Cabe mencionar a falta da flora e da fauna. O desmatamento florestal aumenta a cada dia mais, prejudicando tanto a natureza quanto os animais que lá vivem. De janeiro a agosto de 2019, o INPE registrou 74.155 focos de incêndio, o maior número em sete anos . Diante disso, muitas espécies de animais estão a beira da extinção e as matas cada vez mais devastadas, pois o fogo demora para apagar e assim as chamas ficam dias se abrangendo pelas regiões, exemplo disso é o pantanal que está a quase dois meses sendo devastada pelo fogo.
Por oportuno, merece ênfase que muitos desses incêndios foram ocasionados pelas ações humanas. Com base em informações de um novo sistema de monitoramento de queimadas feito pela Nasa, a origem de 54% dos focos de incêndio é o desmatamento.

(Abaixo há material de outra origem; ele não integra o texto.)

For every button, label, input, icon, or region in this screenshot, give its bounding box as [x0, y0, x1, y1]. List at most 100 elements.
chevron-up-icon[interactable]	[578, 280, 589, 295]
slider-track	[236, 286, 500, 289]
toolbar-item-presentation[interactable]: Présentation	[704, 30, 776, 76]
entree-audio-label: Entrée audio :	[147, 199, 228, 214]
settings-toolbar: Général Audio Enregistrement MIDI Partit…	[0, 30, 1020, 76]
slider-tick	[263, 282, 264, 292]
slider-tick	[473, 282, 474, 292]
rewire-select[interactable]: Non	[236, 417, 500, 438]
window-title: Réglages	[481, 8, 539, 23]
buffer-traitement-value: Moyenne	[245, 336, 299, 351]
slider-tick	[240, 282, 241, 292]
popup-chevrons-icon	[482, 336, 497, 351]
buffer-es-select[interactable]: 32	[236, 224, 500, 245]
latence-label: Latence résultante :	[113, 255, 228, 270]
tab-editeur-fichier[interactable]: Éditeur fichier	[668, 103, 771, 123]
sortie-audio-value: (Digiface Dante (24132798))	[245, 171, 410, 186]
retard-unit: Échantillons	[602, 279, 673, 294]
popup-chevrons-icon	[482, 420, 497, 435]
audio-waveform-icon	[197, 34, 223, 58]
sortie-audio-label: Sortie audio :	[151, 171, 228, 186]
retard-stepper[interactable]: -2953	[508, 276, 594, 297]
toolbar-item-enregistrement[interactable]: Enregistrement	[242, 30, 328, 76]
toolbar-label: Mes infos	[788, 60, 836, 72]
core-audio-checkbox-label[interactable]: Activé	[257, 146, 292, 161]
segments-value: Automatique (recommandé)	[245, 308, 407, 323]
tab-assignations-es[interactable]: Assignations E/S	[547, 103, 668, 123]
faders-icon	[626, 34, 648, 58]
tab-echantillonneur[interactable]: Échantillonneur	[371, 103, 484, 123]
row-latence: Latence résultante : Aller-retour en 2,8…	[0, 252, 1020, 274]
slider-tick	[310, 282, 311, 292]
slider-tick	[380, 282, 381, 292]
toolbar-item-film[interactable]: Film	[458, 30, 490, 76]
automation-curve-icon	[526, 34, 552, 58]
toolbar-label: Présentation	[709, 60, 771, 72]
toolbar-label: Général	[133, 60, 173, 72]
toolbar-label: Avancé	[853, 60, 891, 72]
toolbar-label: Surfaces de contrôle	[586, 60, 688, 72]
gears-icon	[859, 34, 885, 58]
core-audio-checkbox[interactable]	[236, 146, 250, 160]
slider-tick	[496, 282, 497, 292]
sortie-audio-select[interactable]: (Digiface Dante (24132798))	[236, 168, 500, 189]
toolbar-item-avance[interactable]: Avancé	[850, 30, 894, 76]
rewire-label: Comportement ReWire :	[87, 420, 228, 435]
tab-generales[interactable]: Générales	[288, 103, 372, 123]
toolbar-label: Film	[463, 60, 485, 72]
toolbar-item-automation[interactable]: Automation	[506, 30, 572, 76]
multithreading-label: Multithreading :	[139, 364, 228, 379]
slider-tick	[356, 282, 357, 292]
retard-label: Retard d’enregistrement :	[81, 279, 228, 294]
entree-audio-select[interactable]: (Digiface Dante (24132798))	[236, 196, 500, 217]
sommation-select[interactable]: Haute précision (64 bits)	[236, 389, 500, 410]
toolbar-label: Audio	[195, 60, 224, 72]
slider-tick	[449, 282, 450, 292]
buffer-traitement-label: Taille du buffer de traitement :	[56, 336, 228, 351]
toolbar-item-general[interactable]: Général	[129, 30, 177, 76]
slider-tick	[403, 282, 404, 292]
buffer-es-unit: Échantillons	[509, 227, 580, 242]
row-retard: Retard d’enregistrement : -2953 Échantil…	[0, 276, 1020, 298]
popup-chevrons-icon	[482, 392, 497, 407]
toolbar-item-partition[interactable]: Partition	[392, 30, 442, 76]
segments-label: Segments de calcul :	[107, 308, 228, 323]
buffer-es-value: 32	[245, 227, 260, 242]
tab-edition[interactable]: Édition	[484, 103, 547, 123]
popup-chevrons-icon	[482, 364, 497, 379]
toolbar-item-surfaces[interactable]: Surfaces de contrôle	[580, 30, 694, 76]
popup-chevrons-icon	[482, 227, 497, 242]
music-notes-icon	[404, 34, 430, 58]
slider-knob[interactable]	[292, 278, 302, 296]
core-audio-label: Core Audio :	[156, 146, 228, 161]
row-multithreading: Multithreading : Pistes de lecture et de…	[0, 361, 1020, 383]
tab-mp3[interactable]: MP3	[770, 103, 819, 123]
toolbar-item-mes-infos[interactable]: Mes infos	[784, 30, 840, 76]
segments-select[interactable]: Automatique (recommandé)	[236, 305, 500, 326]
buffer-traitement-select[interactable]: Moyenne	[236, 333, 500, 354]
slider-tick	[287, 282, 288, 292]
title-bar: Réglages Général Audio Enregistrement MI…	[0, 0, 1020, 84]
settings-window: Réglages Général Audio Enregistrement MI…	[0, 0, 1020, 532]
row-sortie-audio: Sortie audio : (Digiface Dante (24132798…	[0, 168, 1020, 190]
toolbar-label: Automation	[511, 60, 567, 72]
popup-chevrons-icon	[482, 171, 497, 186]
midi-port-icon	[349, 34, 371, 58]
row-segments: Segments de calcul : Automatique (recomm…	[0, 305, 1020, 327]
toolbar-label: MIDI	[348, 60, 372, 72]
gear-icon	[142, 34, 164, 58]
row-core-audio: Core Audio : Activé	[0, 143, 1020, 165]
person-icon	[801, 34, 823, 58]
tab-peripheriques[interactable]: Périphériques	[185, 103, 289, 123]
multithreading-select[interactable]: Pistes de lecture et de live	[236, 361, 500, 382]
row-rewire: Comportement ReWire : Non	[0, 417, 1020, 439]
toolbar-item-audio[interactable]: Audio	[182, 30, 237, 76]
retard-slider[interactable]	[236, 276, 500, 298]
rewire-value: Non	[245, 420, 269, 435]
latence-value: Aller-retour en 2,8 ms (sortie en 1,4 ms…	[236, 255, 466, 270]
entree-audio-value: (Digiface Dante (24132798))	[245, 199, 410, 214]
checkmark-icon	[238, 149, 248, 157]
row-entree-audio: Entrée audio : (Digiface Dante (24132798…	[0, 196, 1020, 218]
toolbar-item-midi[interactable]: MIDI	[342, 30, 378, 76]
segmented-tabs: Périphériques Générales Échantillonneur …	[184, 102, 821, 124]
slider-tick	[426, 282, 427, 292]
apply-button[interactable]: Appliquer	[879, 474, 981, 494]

Isso ocorre, pois, o homem procura limpar essas áreas para ter posses de terras e assim com os recursos da natureza, criar um comércio ou até exporta produtos. A legislação permite a prática com o fogo, mas tem que ser controlada e autorizada pelos órgãos ambientais, porém é de se observar que não são controladas e acabam causando danos.
Feitas as reflexões, percebe-se que o aumento de incêndios nas matas brasileiras é polêmico. O fogo não é controlado corretamente e causa muitos danos na natureza e fauna. Assim deveria ser ilegal a prática de tal em áreas de matas, como para uso da agropecuária, ou até abrir um comércio, pois já foi visto que quanto mais fogo se usar, mais incêndios irão acontecer. Dessa maneira, tanto animais quanto a natureza vão sair prejudicados e no final, extintos.